Green leader Ricarda Lang told the “Bild am Sonntag”: “There will be further relief. The increased gas and electricity prices have not yet fully reached the people.” Like SPD leader Saskia Esken before him, Lang questioned Finance Minister Christian Lindner’s (FDP) plan to comply with the debt brake in 2023. SPD parliamentary group leader Achim Post told the German Press Agency on Sunday: “The ability to act in the crisis must not fail because of money.”
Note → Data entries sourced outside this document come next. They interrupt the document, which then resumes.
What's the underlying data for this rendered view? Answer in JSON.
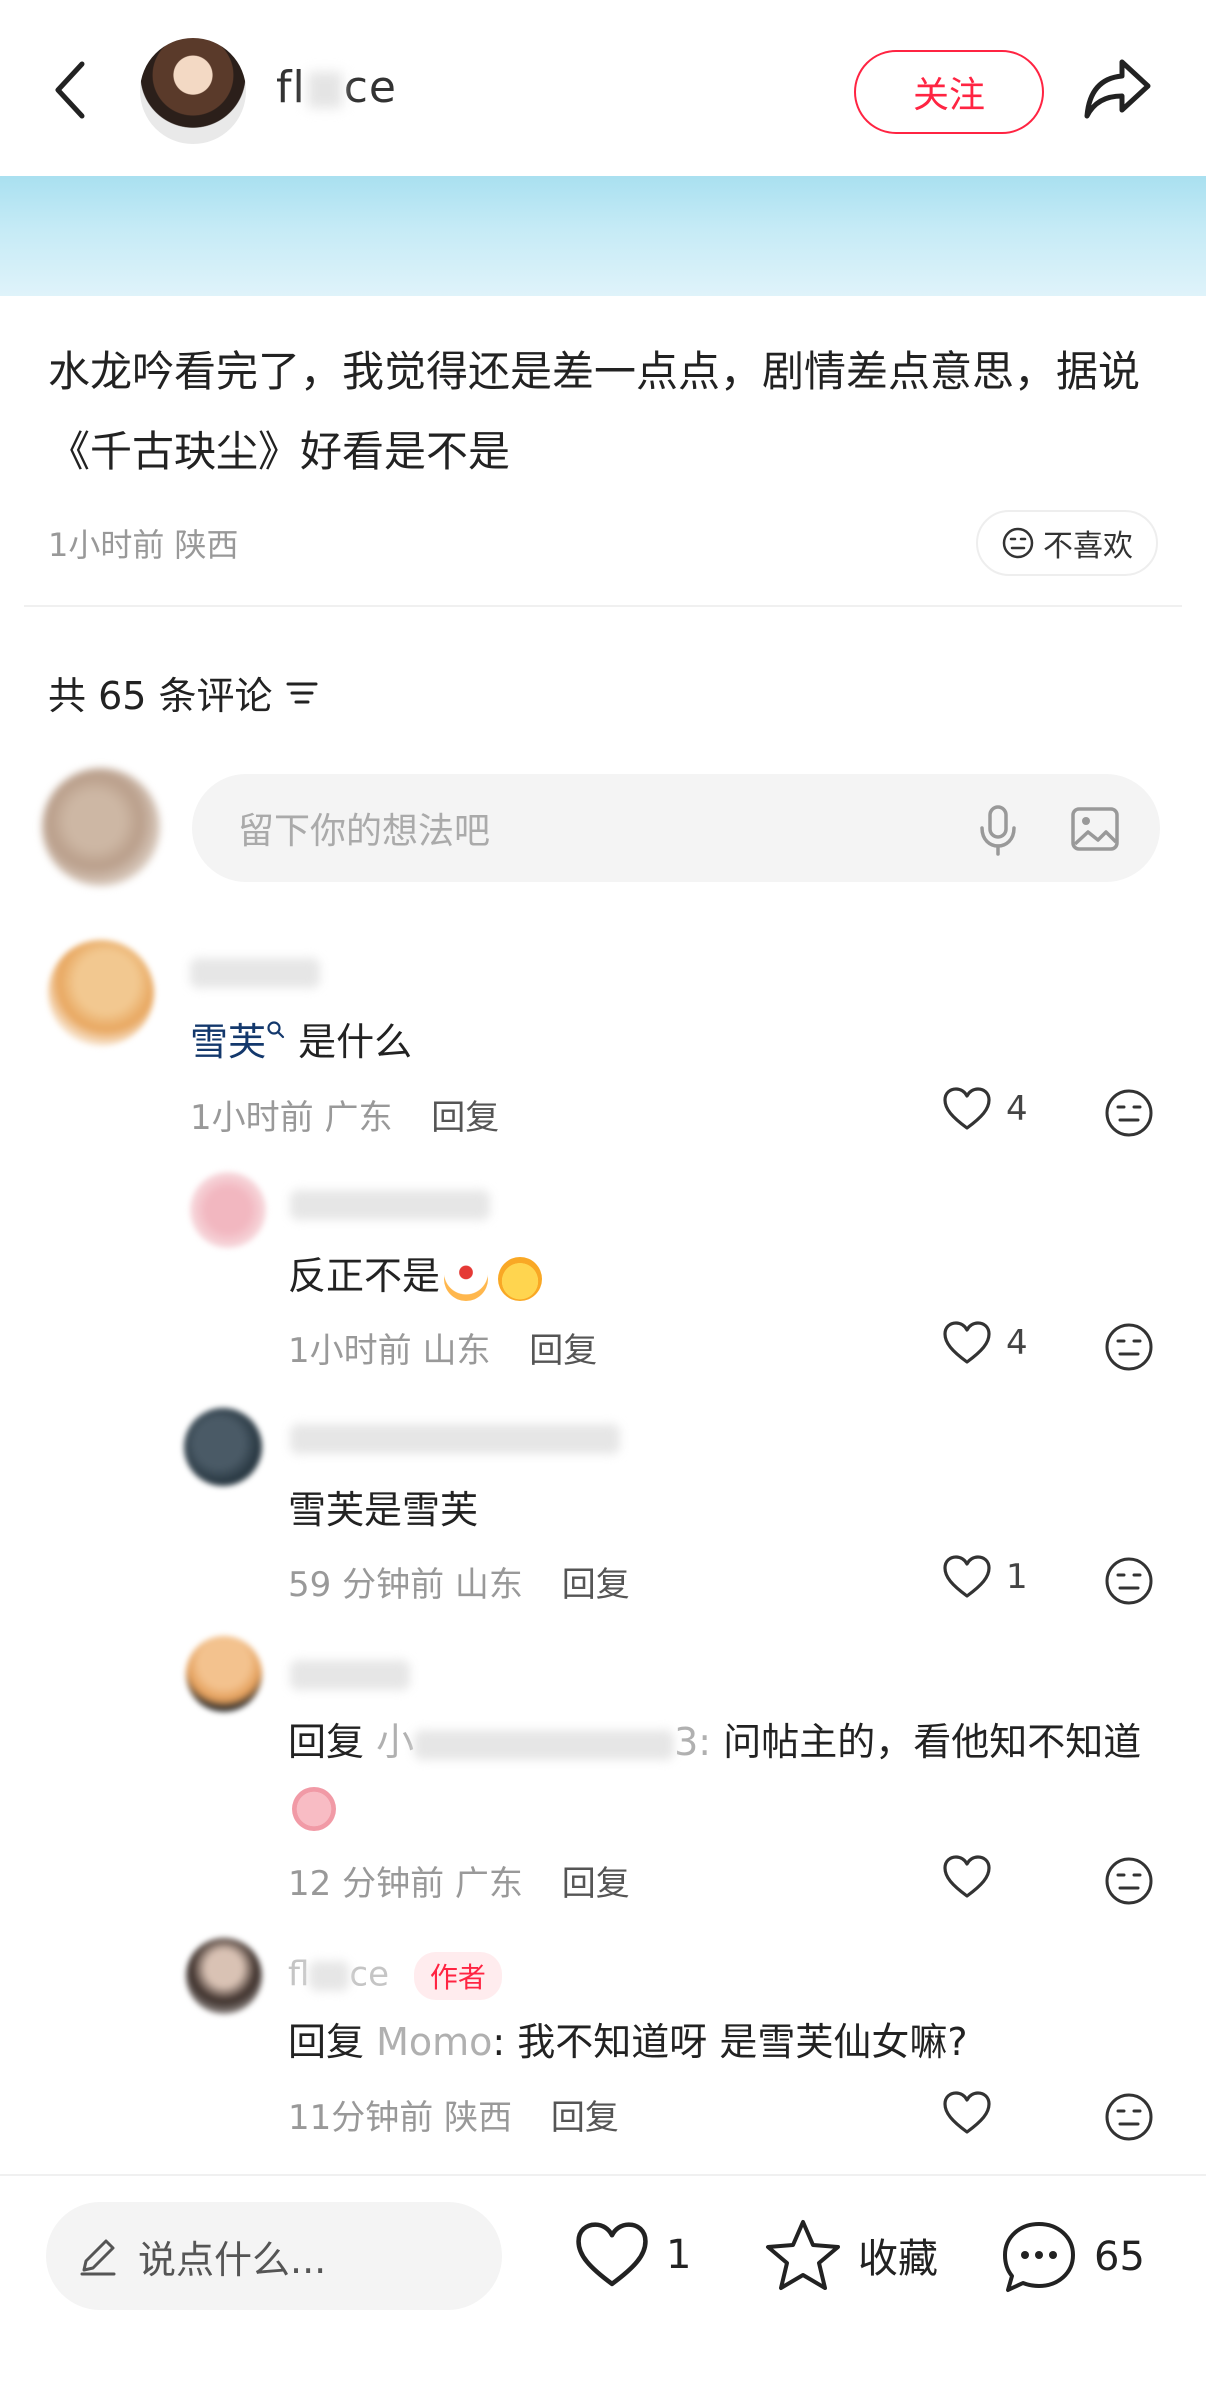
{
  "header": {
    "username": "fl",
    "username_tail": "ce",
    "follow_label": "关注"
  },
  "post": {
    "text": "水龙吟看完了，我觉得还是差一点点，剧情差点意思，据说《千古玦尘》好看是不是",
    "time": "1小时前",
    "location": "陕西",
    "dislike_label": "不喜欢"
  },
  "comments_header": {
    "label": "共 65 条评论"
  },
  "comment_input": {
    "placeholder": "留下你的想法吧"
  },
  "comments": [
    {
      "text_link": "雪芙",
      "text_rest": " 是什么",
      "time": "1小时前",
      "location": "广东",
      "reply_label": "回复",
      "likes": "4"
    },
    {
      "text": "反正不是",
      "time": "1小时前",
      "location": "山东",
      "reply_label": "回复",
      "likes": "4"
    },
    {
      "text": "雪芙是雪芙",
      "time": "59 分钟前",
      "location": "山东",
      "reply_label": "回复",
      "likes": "1"
    },
    {
      "reply_prefix": "回复",
      "reply_target_visible": "小",
      "reply_target_tail": "3:",
      "text": " 问帖主的，看他知不知道",
      "time": "12 分钟前",
      "location": "广东",
      "reply_label": "回复",
      "likes": ""
    },
    {
      "name": "fl",
      "name_tail": "ce",
      "author_tag": "作者",
      "reply_prefix": "回复",
      "reply_target": "Momo",
      "text": ": 我不知道呀 是雪芙仙女嘛?",
      "time": "11分钟前",
      "location": "陕西",
      "reply_label": "回复",
      "likes": ""
    }
  ],
  "bottom_bar": {
    "input_placeholder": "说点什么...",
    "like_count": "1",
    "collect_label": "收藏",
    "comment_count": "65"
  },
  "colors": {
    "brand_red": "#ff2442",
    "link_blue": "#13386c",
    "banner": "#c6ebf6"
  }
}
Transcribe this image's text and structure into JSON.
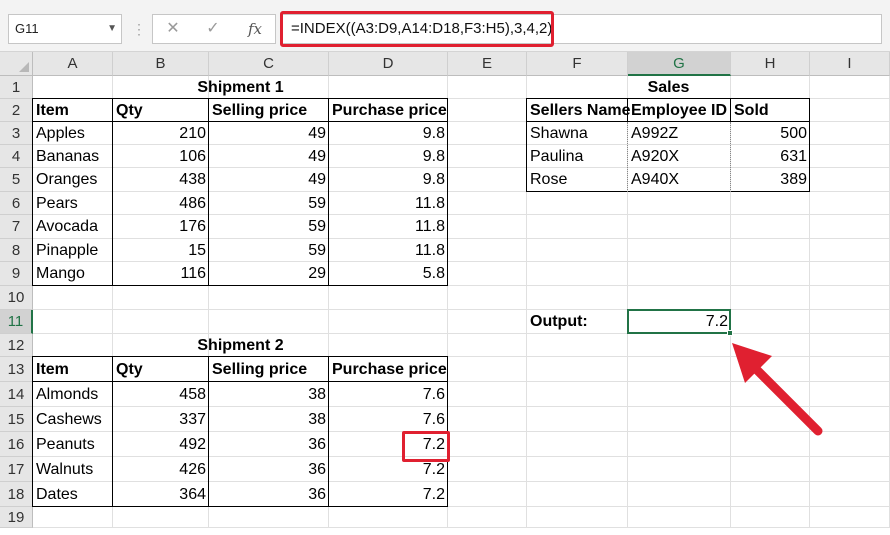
{
  "name_box": {
    "value": "G11"
  },
  "formula_bar": {
    "cancel_glyph": "✕",
    "enter_glyph": "✓",
    "fx_label": "fx",
    "formula": "=INDEX((A3:D9,A14:D18,F3:H5),3,4,2)"
  },
  "columns": [
    "A",
    "B",
    "C",
    "D",
    "E",
    "F",
    "G",
    "H",
    "I"
  ],
  "rows": [
    "1",
    "2",
    "3",
    "4",
    "5",
    "6",
    "7",
    "8",
    "9",
    "10",
    "11",
    "12",
    "13",
    "14",
    "15",
    "16",
    "17",
    "18",
    "19"
  ],
  "selected": {
    "column": "G",
    "row": "11"
  },
  "shipment1": {
    "title": "Shipment 1",
    "headers": [
      "Item",
      "Qty",
      "Selling price",
      "Purchase price"
    ],
    "rows": [
      [
        "Apples",
        "210",
        "49",
        "9.8"
      ],
      [
        "Bananas",
        "106",
        "49",
        "9.8"
      ],
      [
        "Oranges",
        "438",
        "49",
        "9.8"
      ],
      [
        "Pears",
        "486",
        "59",
        "11.8"
      ],
      [
        "Avocada",
        "176",
        "59",
        "11.8"
      ],
      [
        "Pinapple",
        "15",
        "59",
        "11.8"
      ],
      [
        "Mango",
        "116",
        "29",
        "5.8"
      ]
    ]
  },
  "shipment2": {
    "title": "Shipment 2",
    "headers": [
      "Item",
      "Qty",
      "Selling price",
      "Purchase price"
    ],
    "rows": [
      [
        "Almonds",
        "458",
        "38",
        "7.6"
      ],
      [
        "Cashews",
        "337",
        "38",
        "7.6"
      ],
      [
        "Peanuts",
        "492",
        "36",
        "7.2"
      ],
      [
        "Walnuts",
        "426",
        "36",
        "7.2"
      ],
      [
        "Dates",
        "364",
        "36",
        "7.2"
      ]
    ]
  },
  "sales": {
    "title": "Sales",
    "headers": [
      "Sellers Name",
      "Employee ID",
      "Sold"
    ],
    "rows": [
      [
        "Shawna",
        "A992Z",
        "500"
      ],
      [
        "Paulina",
        "A920X",
        "631"
      ],
      [
        "Rose",
        "A940X",
        "389"
      ]
    ]
  },
  "output": {
    "label": "Output:",
    "value": "7.2"
  },
  "colors": {
    "highlight": "#e02030",
    "selection": "#217346"
  }
}
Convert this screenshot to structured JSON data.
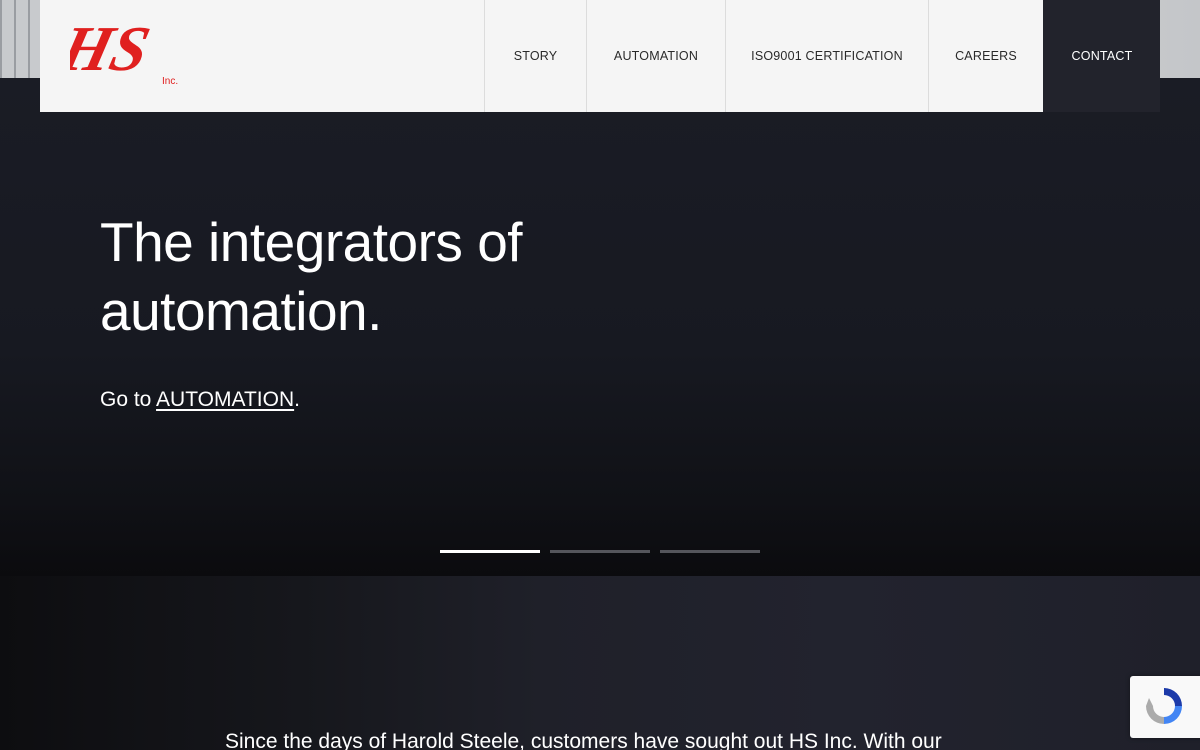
{
  "brand": {
    "logo_text": "HS",
    "logo_suffix": "Inc.",
    "logo_color": "#e0201f"
  },
  "nav": {
    "items": [
      {
        "label": "STORY",
        "active": false
      },
      {
        "label": "AUTOMATION",
        "active": false
      },
      {
        "label": "ISO9001 CERTIFICATION",
        "active": false
      },
      {
        "label": "CAREERS",
        "active": false
      },
      {
        "label": "CONTACT",
        "active": true
      }
    ]
  },
  "hero": {
    "title_line1": "The integrators of",
    "title_line2": "automation.",
    "cta_prefix": "Go to ",
    "cta_link": "AUTOMATION",
    "cta_suffix": "."
  },
  "slider": {
    "slides": 3,
    "active_index": 0
  },
  "intro": {
    "text": "Since the days of Harold Steele, customers have sought out HS Inc. With our"
  },
  "recaptcha": {
    "icon": "recaptcha-icon"
  }
}
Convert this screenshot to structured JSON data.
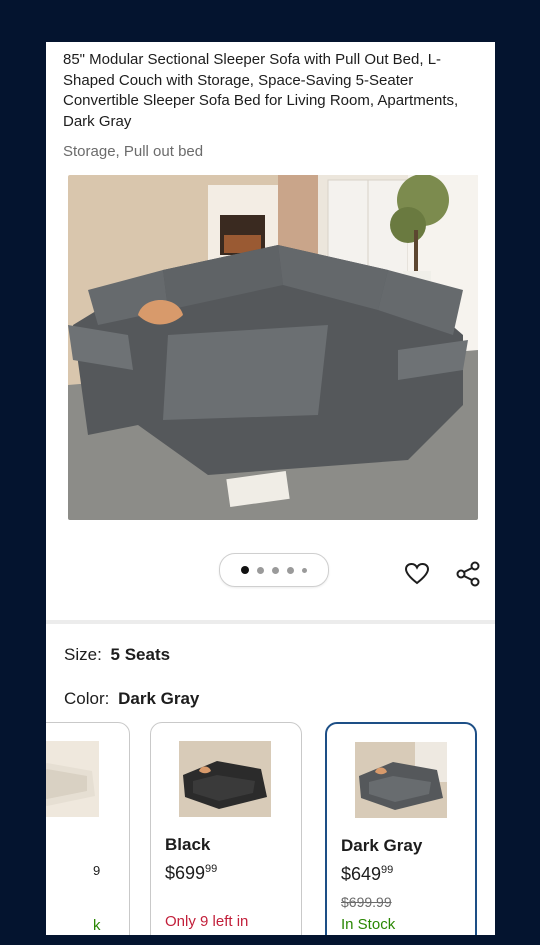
{
  "product": {
    "title": "85\" Modular Sectional Sleeper Sofa with Pull Out Bed, L-Shaped Couch with Storage, Space-Saving 5-Seater Convertible Sleeper Sofa Bed for Living Room, Apartments, Dark Gray",
    "features": "Storage, Pull out bed"
  },
  "gallery": {
    "image_count": 5,
    "active_index": 0
  },
  "actions": {
    "favorite_icon": "heart-icon",
    "share_icon": "share-icon"
  },
  "size": {
    "label": "Size:",
    "value": "5 Seats"
  },
  "color": {
    "label": "Color:",
    "value": "Dark Gray",
    "options": [
      {
        "name": "",
        "price_dollars": "",
        "price_cents": "",
        "was_price": "",
        "stock": "",
        "partial_price": "9",
        "partial_stock": "k",
        "swatch": "#e8e2d8"
      },
      {
        "name": "Black",
        "price_dollars": "$699",
        "price_cents": "99",
        "was_price": "",
        "stock": "Only 9 left in",
        "swatch": "#2d2d2d"
      },
      {
        "name": "Dark Gray",
        "price_dollars": "$649",
        "price_cents": "99",
        "was_price": "$699.99",
        "stock": "In Stock",
        "swatch": "#5a5a5a"
      }
    ]
  },
  "colors": {
    "selected_border": "#1d4f86",
    "low_stock": "#c21f3a",
    "in_stock": "#2a8703",
    "background": "#04142f"
  }
}
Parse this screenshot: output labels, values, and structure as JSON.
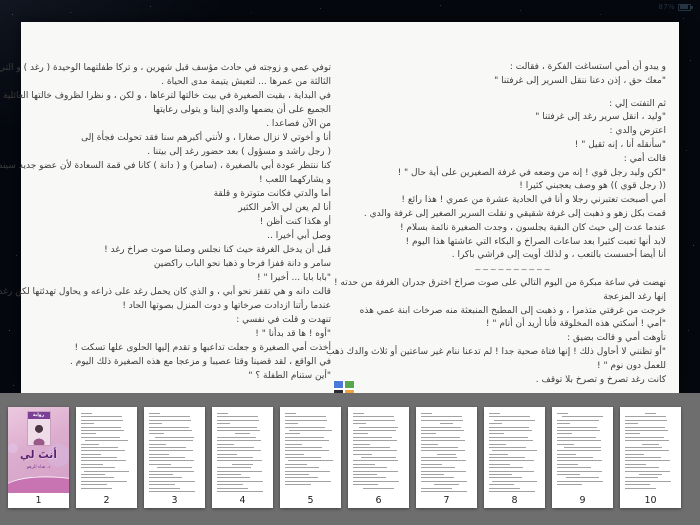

On Wednesday, the heads of the SPD, Greens and FDP want to meet for a coalition committee. FDP boss Lindner insists that the federal government once again comply with the debt brake suspended in the corona pandemic. The debt brake enshrined in the Basic Law only allows for minimal borrowing. In recent years, it has been suspended due to the high burden of the corona pandemic. Lindner now wants to prioritize projects. At the beginning of July, the cabinet wants to decide on the draft budget.
Lindner: A good four billion euros in interest paid in 2021
“To combat inflation, the state must end politics on credit,” Lindner told the “Welt am Sonntag”. “From now on, generating wealth must again be more important than distributing it.” The state paid a good four billion euros in interest last year. “It cannot be ruled out that it will be up to 30 billion euros next year. The rising interest rates are a signal for reversal.” Without the FDP, there would be endless debt and tax increases.
Lang, on the other hand, said: “The decisive question is not whether we will suspend the debt brake come hell or not, but whether we will meet the challenges of our time. One thing is clear for us Greens: We will not save on social issues. Not because of citizen income, not because of basic child security, not because of the necessary relief for poorer households.” She justified this with social peace. “If we save on social spending, more people may slide into poverty and lose trust in the state. This endangers the foundations of our democracy.”
SPD parliamentary group vice-president Post said that of course it was sensible, especially in the current crisis situation, to take a close look at which tasks were given priority. “The reverse also applies: the state’s ability to act in the crisis must be maintained – for any further relief as well as for continued investments in the future and strong social cohesion.” If the crisis in Ukraine, with its economic and social consequences, continues into the autumn, additional financial resources will likely be required to deal with it.
Greens rate the 9-euro ticket as a huge success
The coalition had so far decided on two relief packages. These include the tank discount and the 9-euro ticket in local and regional transport. Lang described the 9-euro ticket as a huge success. “We are now investigating whether people are really switching from the car to the train because of the ticket. If that’s the case, we definitely have to talk in the coalition about how we can build on this success.” Transport Minister Volker Wissing (FDP), on the other hand, calls for more structural reforms in public transport before there should be more money.
Lang also said: “In the case of future relief, we clearly have to be even more targeted, for example by staggering grants socially. And we have to change something in the long term.” The Hartz IV rate should increase by around 50 euros, as proposed by Labor Minister Hubertus Heil (SPD). In the case of future relief, the Greens also wanted to take people with small pensions into account. Social organizations had criticized that pensioners would benefit little from the relief packages.
FDP parliamentary group leader Christian Dürr rejected the demand for higher Hartz IV standard rates in the “Bild” newspaper (Monday). “The Hartz IV rates are correctly automatically adjusted to inflation. Unfortunately, the tax rates for employees are different. Due to inflation, the tax burden increases without people having higher real incomes.” Just as with Hartz IV, one could think about automatically adjusting income tax rates to inflation in the future.